Eat Tête de Moine cheese by shaving it into rosettes with a girolle and enjoying them as is. Pair the rosettes with bread, crackers, or fresh fruit like apples and pears. You can also use your fingers to appreciate its delicate, melting texture fully.
Does Tête de Moine cheese need to be cooled?
Yes, Tête de Moine cheese should be stored in the refrigerator at 4°C to 8°C. Remove it about one hour before serving to let it reach 18°C to 20°C for optimal flavour.
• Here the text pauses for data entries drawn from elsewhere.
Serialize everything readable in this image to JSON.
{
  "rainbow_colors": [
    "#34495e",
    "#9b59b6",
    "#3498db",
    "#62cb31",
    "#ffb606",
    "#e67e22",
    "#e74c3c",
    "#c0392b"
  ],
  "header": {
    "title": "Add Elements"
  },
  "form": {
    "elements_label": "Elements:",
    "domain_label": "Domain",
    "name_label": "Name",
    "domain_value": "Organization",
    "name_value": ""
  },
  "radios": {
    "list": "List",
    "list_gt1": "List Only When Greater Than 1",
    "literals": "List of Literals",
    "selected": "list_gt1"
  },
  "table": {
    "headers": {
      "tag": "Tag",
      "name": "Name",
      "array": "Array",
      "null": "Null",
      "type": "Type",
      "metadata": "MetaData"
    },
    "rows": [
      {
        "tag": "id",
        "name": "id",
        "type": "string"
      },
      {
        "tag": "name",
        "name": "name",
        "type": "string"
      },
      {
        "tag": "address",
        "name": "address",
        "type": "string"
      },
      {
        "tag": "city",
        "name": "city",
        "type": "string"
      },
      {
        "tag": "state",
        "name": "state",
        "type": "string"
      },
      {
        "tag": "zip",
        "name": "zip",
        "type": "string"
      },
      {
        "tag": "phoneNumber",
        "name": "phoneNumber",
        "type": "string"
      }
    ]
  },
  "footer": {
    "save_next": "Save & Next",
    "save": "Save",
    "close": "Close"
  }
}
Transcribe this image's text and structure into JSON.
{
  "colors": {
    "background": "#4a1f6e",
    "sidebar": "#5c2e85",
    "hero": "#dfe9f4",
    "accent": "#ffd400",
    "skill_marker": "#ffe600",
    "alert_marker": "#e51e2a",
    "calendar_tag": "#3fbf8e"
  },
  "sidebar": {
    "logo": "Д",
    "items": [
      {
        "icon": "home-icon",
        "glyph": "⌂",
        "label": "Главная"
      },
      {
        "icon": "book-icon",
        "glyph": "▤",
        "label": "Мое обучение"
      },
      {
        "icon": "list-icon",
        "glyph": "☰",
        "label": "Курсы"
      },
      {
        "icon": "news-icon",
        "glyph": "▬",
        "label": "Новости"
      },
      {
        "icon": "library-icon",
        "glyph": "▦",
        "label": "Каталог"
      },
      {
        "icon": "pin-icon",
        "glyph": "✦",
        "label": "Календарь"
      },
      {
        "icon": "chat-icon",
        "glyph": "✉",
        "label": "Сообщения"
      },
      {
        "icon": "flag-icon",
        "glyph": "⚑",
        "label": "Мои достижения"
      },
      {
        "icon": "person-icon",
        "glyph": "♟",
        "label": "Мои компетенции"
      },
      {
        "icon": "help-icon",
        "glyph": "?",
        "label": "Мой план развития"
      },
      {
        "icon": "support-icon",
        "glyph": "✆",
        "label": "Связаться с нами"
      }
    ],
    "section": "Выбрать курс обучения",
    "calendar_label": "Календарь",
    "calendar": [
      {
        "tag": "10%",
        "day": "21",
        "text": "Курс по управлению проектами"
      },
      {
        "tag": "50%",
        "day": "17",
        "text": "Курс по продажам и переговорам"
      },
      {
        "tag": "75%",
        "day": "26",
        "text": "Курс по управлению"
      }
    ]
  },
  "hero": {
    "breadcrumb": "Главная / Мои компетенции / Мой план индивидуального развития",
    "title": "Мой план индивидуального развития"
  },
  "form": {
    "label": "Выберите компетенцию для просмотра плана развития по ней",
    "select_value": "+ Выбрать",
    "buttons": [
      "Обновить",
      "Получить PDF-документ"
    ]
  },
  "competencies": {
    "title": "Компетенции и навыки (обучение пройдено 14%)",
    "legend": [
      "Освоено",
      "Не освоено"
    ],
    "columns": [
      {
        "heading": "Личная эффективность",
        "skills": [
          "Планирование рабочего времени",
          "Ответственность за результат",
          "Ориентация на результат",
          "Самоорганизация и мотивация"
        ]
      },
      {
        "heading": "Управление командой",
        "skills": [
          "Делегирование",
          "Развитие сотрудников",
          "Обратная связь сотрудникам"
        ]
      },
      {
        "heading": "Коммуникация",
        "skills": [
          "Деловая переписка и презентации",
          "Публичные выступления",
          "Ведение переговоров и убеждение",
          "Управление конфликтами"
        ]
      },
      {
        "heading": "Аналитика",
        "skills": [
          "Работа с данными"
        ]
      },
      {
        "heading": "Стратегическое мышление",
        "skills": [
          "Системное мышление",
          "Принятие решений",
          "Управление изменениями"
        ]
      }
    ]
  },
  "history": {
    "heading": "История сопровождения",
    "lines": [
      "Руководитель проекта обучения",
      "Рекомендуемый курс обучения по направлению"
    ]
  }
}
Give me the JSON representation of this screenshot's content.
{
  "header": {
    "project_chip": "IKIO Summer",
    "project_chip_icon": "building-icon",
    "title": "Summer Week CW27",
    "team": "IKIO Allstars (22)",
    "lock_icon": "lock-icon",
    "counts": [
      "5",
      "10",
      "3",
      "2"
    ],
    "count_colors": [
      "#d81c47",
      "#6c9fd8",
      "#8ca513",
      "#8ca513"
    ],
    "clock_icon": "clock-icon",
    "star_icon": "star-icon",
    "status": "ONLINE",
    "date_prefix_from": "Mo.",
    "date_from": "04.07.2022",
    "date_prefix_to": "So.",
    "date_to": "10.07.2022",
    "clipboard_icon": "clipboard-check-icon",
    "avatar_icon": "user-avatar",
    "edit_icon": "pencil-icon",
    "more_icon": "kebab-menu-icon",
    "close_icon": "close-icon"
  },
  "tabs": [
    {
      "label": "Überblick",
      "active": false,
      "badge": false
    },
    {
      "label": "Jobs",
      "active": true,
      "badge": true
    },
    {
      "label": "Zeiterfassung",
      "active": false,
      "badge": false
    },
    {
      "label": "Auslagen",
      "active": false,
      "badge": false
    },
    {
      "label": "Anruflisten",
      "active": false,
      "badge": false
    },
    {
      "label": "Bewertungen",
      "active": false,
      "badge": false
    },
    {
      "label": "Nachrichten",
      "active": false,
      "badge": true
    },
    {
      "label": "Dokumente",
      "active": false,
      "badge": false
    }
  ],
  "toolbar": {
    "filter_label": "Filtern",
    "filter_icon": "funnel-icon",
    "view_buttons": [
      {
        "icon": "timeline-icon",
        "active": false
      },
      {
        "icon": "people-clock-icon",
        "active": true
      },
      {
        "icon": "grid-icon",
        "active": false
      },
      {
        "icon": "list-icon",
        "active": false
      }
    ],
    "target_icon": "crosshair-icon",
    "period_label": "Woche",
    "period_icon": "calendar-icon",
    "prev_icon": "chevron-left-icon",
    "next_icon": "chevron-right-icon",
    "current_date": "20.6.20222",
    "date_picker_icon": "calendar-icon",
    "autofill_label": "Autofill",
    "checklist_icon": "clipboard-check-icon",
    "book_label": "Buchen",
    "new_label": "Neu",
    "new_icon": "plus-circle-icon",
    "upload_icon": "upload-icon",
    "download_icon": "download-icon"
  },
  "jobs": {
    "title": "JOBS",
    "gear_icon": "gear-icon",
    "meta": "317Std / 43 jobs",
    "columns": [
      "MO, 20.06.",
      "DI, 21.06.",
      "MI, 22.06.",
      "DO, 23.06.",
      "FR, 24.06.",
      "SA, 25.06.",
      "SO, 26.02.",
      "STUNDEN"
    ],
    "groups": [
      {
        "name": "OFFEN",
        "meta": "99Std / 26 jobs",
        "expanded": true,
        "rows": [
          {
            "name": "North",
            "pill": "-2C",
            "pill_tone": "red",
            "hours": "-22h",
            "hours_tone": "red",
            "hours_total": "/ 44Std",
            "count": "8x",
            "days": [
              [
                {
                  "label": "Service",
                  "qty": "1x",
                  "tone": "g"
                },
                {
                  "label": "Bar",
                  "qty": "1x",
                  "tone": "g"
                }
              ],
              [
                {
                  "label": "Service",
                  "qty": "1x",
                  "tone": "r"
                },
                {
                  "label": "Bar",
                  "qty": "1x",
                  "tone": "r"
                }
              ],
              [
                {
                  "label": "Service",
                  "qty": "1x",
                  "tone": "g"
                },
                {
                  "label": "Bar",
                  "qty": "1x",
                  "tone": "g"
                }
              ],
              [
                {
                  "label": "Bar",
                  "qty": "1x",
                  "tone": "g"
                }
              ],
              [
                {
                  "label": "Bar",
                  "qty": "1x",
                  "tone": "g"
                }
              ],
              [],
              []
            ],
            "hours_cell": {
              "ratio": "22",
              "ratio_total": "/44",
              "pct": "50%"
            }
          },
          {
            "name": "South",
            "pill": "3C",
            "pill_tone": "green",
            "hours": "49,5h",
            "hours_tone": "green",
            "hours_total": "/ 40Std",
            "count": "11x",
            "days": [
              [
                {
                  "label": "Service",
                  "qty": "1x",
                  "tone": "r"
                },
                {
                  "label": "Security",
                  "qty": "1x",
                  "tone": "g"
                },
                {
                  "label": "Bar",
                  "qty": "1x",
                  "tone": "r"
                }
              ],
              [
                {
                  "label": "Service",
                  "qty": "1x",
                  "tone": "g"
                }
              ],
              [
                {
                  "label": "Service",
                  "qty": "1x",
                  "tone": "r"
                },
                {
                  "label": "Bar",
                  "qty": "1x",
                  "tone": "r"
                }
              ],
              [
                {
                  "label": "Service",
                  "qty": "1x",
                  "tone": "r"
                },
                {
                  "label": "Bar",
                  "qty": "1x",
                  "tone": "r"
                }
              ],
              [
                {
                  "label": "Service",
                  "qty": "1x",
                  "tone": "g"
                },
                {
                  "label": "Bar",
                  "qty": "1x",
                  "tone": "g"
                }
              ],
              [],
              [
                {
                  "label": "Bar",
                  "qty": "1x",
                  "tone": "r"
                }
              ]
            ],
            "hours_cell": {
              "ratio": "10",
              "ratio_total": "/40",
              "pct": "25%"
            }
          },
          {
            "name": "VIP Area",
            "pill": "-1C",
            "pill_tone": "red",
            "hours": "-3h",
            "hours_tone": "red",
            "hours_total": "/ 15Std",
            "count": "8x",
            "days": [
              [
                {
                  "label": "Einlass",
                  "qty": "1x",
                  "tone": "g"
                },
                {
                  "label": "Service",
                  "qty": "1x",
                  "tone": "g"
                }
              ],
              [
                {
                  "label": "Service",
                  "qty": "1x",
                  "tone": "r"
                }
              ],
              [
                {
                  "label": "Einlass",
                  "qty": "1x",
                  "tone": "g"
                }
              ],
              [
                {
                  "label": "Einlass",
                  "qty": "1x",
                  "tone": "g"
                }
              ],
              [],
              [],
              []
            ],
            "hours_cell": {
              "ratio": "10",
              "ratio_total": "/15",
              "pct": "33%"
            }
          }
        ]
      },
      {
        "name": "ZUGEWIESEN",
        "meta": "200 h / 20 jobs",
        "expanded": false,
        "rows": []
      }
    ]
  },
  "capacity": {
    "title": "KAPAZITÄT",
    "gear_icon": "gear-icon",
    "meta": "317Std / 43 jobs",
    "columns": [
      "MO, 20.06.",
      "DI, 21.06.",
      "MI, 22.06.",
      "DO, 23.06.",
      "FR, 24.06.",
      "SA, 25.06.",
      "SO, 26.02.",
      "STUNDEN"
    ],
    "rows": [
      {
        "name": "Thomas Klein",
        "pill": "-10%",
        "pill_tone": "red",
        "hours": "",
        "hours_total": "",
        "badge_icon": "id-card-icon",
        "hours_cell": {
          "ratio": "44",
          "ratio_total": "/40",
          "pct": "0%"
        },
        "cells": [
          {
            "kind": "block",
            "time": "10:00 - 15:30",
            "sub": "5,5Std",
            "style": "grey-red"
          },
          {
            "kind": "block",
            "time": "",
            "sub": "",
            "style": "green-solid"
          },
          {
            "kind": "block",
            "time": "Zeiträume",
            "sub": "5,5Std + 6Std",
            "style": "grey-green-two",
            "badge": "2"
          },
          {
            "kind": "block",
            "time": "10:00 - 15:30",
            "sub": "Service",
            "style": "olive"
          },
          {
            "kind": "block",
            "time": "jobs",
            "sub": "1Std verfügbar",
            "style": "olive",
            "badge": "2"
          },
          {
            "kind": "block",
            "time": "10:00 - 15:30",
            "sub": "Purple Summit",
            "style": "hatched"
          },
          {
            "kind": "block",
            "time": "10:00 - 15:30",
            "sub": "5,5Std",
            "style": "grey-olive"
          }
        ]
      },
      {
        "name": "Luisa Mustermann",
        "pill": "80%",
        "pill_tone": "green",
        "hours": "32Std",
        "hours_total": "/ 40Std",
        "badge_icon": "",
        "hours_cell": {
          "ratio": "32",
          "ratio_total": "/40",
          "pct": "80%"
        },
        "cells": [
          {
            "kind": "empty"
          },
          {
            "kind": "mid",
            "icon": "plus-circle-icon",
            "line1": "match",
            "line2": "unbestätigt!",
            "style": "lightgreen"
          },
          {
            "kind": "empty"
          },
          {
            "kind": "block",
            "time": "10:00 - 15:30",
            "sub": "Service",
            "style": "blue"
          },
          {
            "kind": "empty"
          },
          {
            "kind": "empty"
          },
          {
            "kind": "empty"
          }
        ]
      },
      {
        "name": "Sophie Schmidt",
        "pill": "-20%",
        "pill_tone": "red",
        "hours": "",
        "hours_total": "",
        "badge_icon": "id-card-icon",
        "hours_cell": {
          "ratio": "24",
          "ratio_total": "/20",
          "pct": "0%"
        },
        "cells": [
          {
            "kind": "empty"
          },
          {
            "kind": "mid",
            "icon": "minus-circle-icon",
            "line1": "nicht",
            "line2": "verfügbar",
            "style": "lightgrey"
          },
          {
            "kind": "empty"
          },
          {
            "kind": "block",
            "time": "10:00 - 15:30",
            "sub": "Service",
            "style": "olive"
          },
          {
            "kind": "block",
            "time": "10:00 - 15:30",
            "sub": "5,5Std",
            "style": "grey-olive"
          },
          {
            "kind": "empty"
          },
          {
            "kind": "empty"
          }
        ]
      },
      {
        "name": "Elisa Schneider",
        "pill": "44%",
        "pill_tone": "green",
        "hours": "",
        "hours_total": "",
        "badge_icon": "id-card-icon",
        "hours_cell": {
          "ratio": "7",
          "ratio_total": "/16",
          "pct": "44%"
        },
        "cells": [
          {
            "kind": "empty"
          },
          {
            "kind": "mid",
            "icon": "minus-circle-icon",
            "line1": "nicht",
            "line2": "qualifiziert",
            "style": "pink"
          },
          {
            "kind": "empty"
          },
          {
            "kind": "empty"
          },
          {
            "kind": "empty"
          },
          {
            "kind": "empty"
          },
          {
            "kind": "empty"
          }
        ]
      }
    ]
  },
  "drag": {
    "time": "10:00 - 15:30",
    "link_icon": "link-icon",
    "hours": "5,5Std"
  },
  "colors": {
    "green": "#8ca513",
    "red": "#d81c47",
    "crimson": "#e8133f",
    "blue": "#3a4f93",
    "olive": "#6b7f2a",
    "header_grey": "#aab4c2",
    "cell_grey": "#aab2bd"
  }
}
Always rewrap any unused portion and return it to the fridge promptly.
What is the best way to store Tête de Moine cheese?
Wrap Tête de Moine cheese tightly in wax paper or cheese paper and place it in the vegetable drawer of your refrigerator. Keep it at a consistent temperature of 4°C to 8°C to maintain freshness. Avoid storing it in plastic wrap, as this can cause moisture buildup and spoil the cheese.
How should I use Tête de Moine cheese?
Use a girolle to shave Tête de Moine cheese into rosettes for serving. This method enhances its aroma and creates a light, airy texture. You can add these rosettes to salads, charcuterie boards, or melt them over hot dishes like soups or gratins.